The sheriff looked at them, giving their horses and gear and faces a quick, thorough once-over; he was a lean hard man with tired blue eyes and light-brown hair going gray at the temples.
"You're no bikers," he said; his men relaxed a little too.
"Jesus Christ!" one of the riders muttered to a companion. "It's King Arthur and Xena the Warrior Princess."
"Shut the hell up, Burt," the sheriff said. "What's going on here?"
Havel pointed up the laneway, then back over his shoulder.
"Our outfit's passing through. We saw the smoke from that ridge back there, and thought we'd take a look. Someone killed everyone at this farm, burned their grain stores and canola and hay, killed some of their stock and ran off the rest, and I think sprayed Roundup on their standing grain. It's real ugly in there. Signed by Duke Iron Rod, whoever or whatever he is."
Several of the men cursed; one turned aside, hiding tears. The sheriffs long face seemed to acquire some more lines.
"We're too late," he said. "Henry, you go check."
A fist hit the pommel of the sheriffs saddle, making the horse sidestep. "They hit three farms this time, and led us by the nose from one to the other! Now they're headed back."
He shook himself and looked at Havel. "You're passing through? You look a lot better fed and armed than most of the road people we see."
"Thought we might stop and feed our beasts up a bit, if you can spare the grazing. And we can trade," Havel said.
"We've got a farrier and smith, a first-class horse man, an engineer, couple of construction experts, a leatherworker, a doctor and a really good vet. Plus some weapons— swords, arrows, shields, armor."
He held up his recurve, twanging the string after he dropped the arrow back in its quiver.
"Plus the ones who made this, and our armor." That raised some eyebrows. "So we won't be begging."
"Say!" one of the posse said, nodding towards the image on their shields. "Aren't you the Bearkillers?"
As Havel nodded, he turned to the sheriff. "Bob Twofeather told me about 'em, remember? They were up on the Nez Perce rez for a bit. They helped with those guys who'd gone crazy and started cutting people up."
Havel nodded. "That was us. We went over to Lewiston, nearly. Once we heard what was happening there we decided to turn back and try crossing into Oregon a little further south."
Everyone flinched a little at that; the Black Death scared even the bravest. Havel took off his own helmet.
"Yeah, you're the Bearkiller jefe," the man said. "They call you Lord Bear, right? Got the scar killing a bear with your knife, was what I heard."
Havel shrugged, mouth twisting a bit in irritation at the fruits of Astrid's imagination. And it was worse than futile to go around correcting every urban legend, like the one about the bear …

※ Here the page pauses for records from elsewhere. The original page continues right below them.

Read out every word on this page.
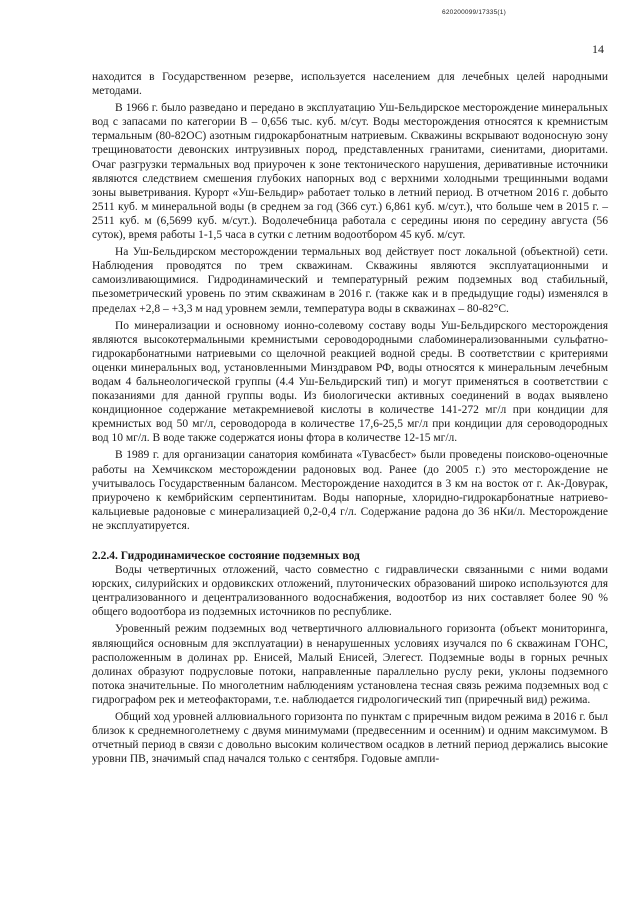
620200099/17335(1)
14

находится в Государственном резерве, используется населением для лечебных целей народными методами.

В 1966 г. было разведано и передано в эксплуатацию Уш-Бельдирское месторождение минеральных вод с запасами по категории В – 0,656 тыс. куб. м/сут. Воды месторождения относятся к кремнистым термальным (80-82ОС) азотным гидрокарбонатным натриевым. Скважины вскрывают водоносную зону трещиноватости девонских интрузивных пород, представленных гранитами, сиенитами, диоритами. Очаг разгрузки термальных вод приурочен к зоне тектонического нарушения, деривативные источники являются следствием смешения глубоких напорных вод с верхними холодными трещинными водами зоны выветривания. Курорт «Уш-Бельдир» работает только в летний период. В отчетном 2016 г. добыто 2511 куб. м минеральной воды (в среднем за год (366 сут.) 6,861 куб. м/сут.), что больше чем в 2015 г. – 2511 куб. м (6,5699 куб. м/сут.). Водолечебница работала с середины июня по середину августа (56 суток), время работы 1-1,5 часа в сутки с летним водоотбором 45 куб. м/сут.

На Уш-Бельдирском месторождении термальных вод действует пост локальной (объектной) сети. Наблюдения проводятся по трем скважинам. Скважины являются эксплуатационными и самоизливающимися. Гидродинамический и температурный режим подземных вод стабильный, пьезометрический уровень по этим скважинам в 2016 г. (также как и в предыдущие годы) изменялся в пределах +2,8 – +3,3 м над уровнем земли, температура воды в скважинах – 80-82°С.

По минерализации и основному ионно-солевому составу воды Уш-Бельдирского месторождения являются высокотермальными кремнистыми сероводородными слабоминерализованными сульфатно-гидрокарбонатными натриевыми со щелочной реакцией водной среды. В соответствии с критериями оценки минеральных вод, установленными Минздравом РФ, воды относятся к минеральным лечебным водам 4 бальнеологической группы (4.4 Уш-Бельдирский тип) и могут применяться в соответствии с показаниями для данной группы воды. Из биологически активных соединений в водах выявлено кондиционное содержание метакремниевой кислоты в количестве 141-272 мг/л при кондиции для кремнистых вод 50 мг/л, сероводорода в количестве 17,6-25,5 мг/л при кондиции для сероводородных вод 10 мг/л. В воде также содержатся ионы фтора в количестве 12-15 мг/л.

В 1989 г. для организации санатория комбината «Тувасбест» были проведены поисково-оценочные работы на Хемчикском месторождении радоновых вод. Ранее (до 2005 г.) это месторождение не учитывалось Государственным балансом. Месторождение находится в 3 км на восток от г. Ак-Довурак, приурочено к кембрийским серпентинитам. Воды напорные, хлоридно-гидрокарбонатные натриево-кальциевые радоновые с минерализацией 0,2-0,4 г/л. Содержание радона до 36 нКи/л. Месторождение не эксплуатируется.

2.2.4. Гидродинамическое состояние подземных вод

Воды четвертичных отложений, часто совместно с гидравлически связанными с ними водами юрских, силурийских и ордовикских отложений, плутонических образований широко используются для централизованного и децентрализованного водоснабжения, водоотбор из них составляет более 90 % общего водоотбора из подземных источников по республике.

Уровенный режим подземных вод четвертичного аллювиального горизонта (объект мониторинга, являющийся основным для эксплуатации) в ненарушенных условиях изучался по 6 скважинам ГОНС, расположенным в долинах рр. Енисей, Малый Енисей, Элегест. Подземные воды в горных речных долинах образуют подрусловые потоки, направленные параллельно руслу реки, уклоны подземного потока значительные. По многолетним наблюдениям установлена тесная связь режима подземных вод с гидрографом рек и метеофакторами, т.е. наблюдается гидрологический тип (приречный вид) режима.

Общий ход уровней аллювиального горизонта по пунктам с приречным видом режима в 2016 г. был близок к среднемноголетнему с двумя минимумами (предвесенним и осенним) и одним максимумом. В отчетный период в связи с довольно высоким количеством осадков в летний период держались высокие уровни ПВ, значимый спад начался только с сентября. Годовые ампли-
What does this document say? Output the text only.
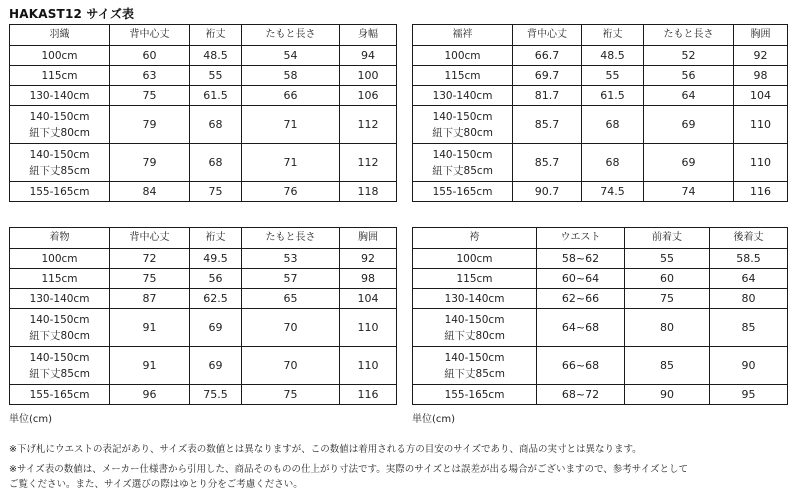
HAKAST12 サイズ表
羽織	背中心丈	裄丈	たもと長さ	身幅
100cm	60	48.5	54	94
115cm	63	55	58	100
130-140cm	75	61.5	66	106
140-150cm
紐下丈80cm	79	68	71	112
140-150cm
紐下丈85cm	79	68	71	112
155-165cm	84	75	76	118
襦袢	背中心丈	裄丈	たもと長さ	胸囲
100cm	66.7	48.5	52	92
115cm	69.7	55	56	98
130-140cm	81.7	61.5	64	104
140-150cm
紐下丈80cm	85.7	68	69	110
140-150cm
紐下丈85cm	85.7	68	69	110
155-165cm	90.7	74.5	74	116
着物	背中心丈	裄丈	たもと長さ	胸囲
100cm	72	49.5	53	92
115cm	75	56	57	98
130-140cm	87	62.5	65	104
140-150cm
紐下丈80cm	91	69	70	110
140-150cm
紐下丈85cm	91	69	70	110
155-165cm	96	75.5	75	116
袴	ウエスト	前着丈	後着丈
100cm	58~62	55	58.5
115cm	60~64	60	64
130-140cm	62~66	75	80
140-150cm
紐下丈80cm	64~68	80	85
140-150cm
紐下丈85cm	66~68	85	90
155-165cm	68~72	90	95
単位(cm)	単位(cm)
※下げ札にウエストの表記があり、サイズ表の数値とは異なりますが、この数値は着用される方の目安のサイズであり、商品の実寸とは異なります。
※サイズ表の数値は、メーカー仕様書から引用した、商品そのものの仕上がり寸法です。実際のサイズとは誤差が出る場合がございますので、参考サイズとして
ご覧ください。また、サイズ選びの際はゆとり分をご考慮ください。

It's a rural legend, actually, he thought with mordant humor. Amazing how they spread with no TV. And anyway, it's helpful psyops.
Aloud he went on to the sheriff: "I could bring down some of my people, help you with cleaning up. We don't have the sickness. And you're welcome to share our fire tonight. We should talk."
The sheriff thought for a moment and then nodded decisively. The man he'd sent to the house returned, pale-faced and scrubbing at his mouth with the back of his hand.
"Kate Clarke's missing," he said, which brought more curses and clenched fists. "The rest of them are all there."